Vision Super has reassured local councils the $7.5 billion fund has protected its defined benefit (DB) members from share market downturns thanks to a tail risk hedging strategy.
Vision Super chief investment officer Michael Wyrsch said management of the defined benefit plan "requires a balance between taking risks to meet demanding funding objectives to be able to make the defined benefit payments, and federal regulation requiring benefits to be fully funded every step of the way - not just when they are due to be paid."
Wyrsch said the fund's customised DB investment strategy includes derivative instruments to reduce exposure to equities to assist performance in market downturns.
"Our careful investment strategy in the defined benefit plan effectively provides insurance against fluctuating markets, and the result has been a resounding success story for a mature defined benefit plan," he said.
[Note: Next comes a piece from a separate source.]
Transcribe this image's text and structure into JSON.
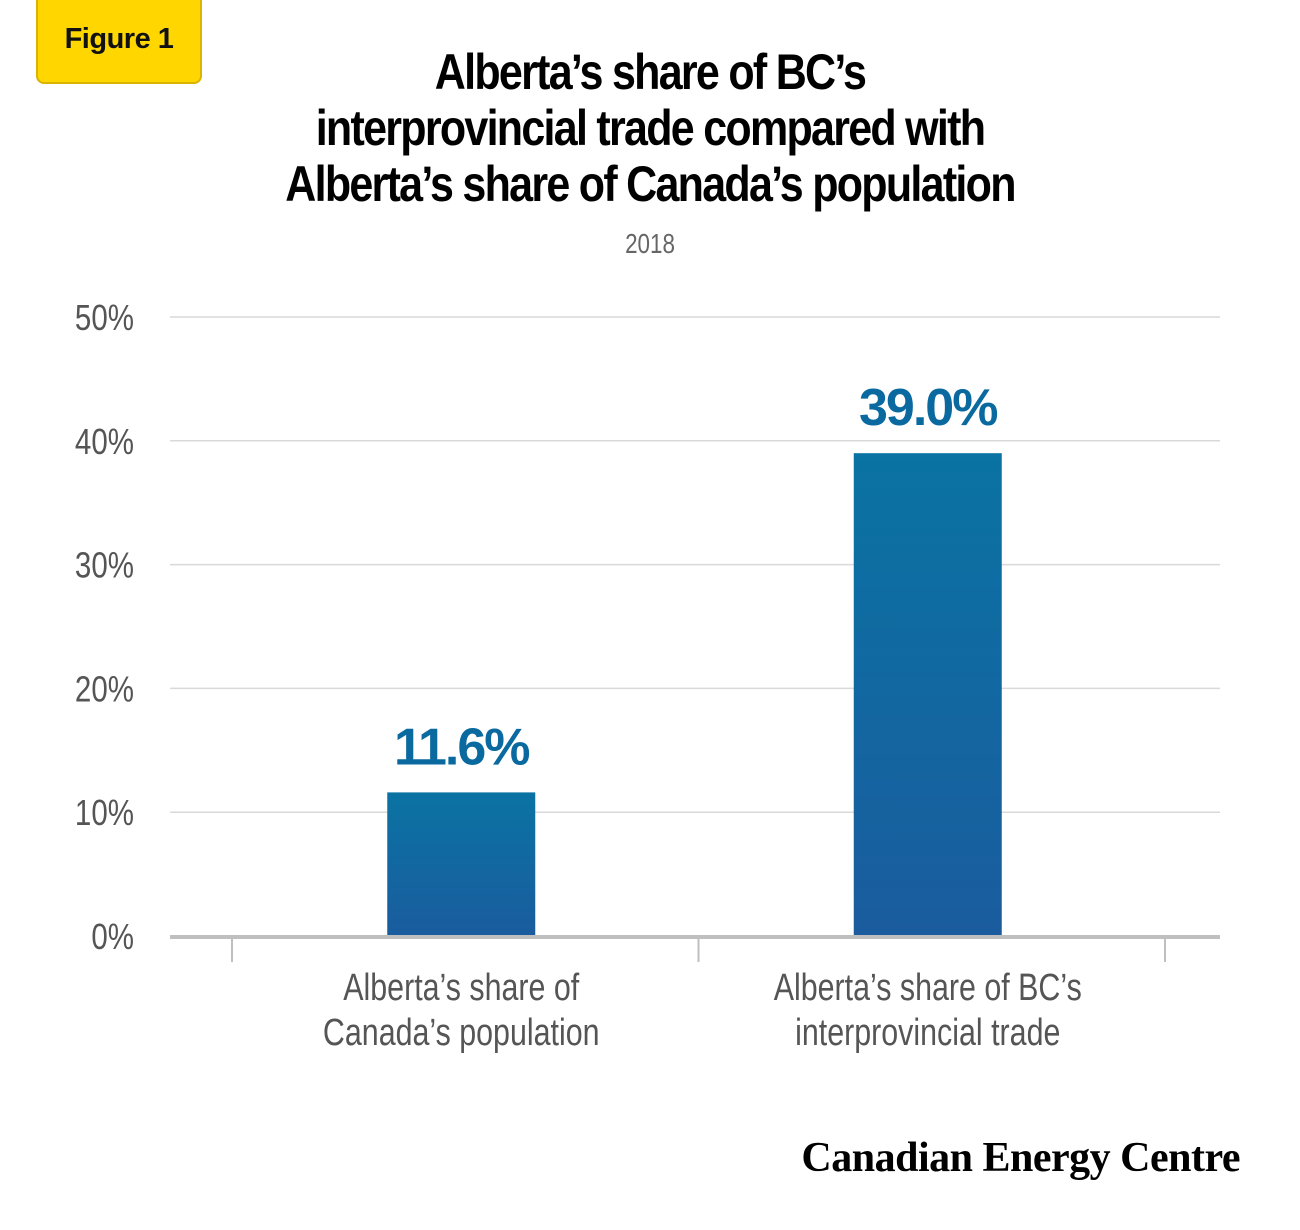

Vision Super added it employs a broad diversified strategy across many asset classes to reduce risk. The customised initiatives - including tail risk hedging - help meet return targets for the DB plan and minimise the need for councils to provide additional contributions to meet the liabilities they have to their employees.
The fund reported to councils that the benefits of its tail risk hedging strategy and other strategies were seen during the September 2015 quarter and January 2016 - periods of significant market fluctuations.
Vision Super said it monitors its Vested Benefit Index (VBI) position regularly and increases this monitoring during periods of significant market volatility as required by law.
It said stringent rules introduced by the Australian Prudential Regulation Authority (APRA) in 2013 made DB funds more sensitive to the performance of investment markets. The rules assume that every DB member will leave the fund on the same day every day.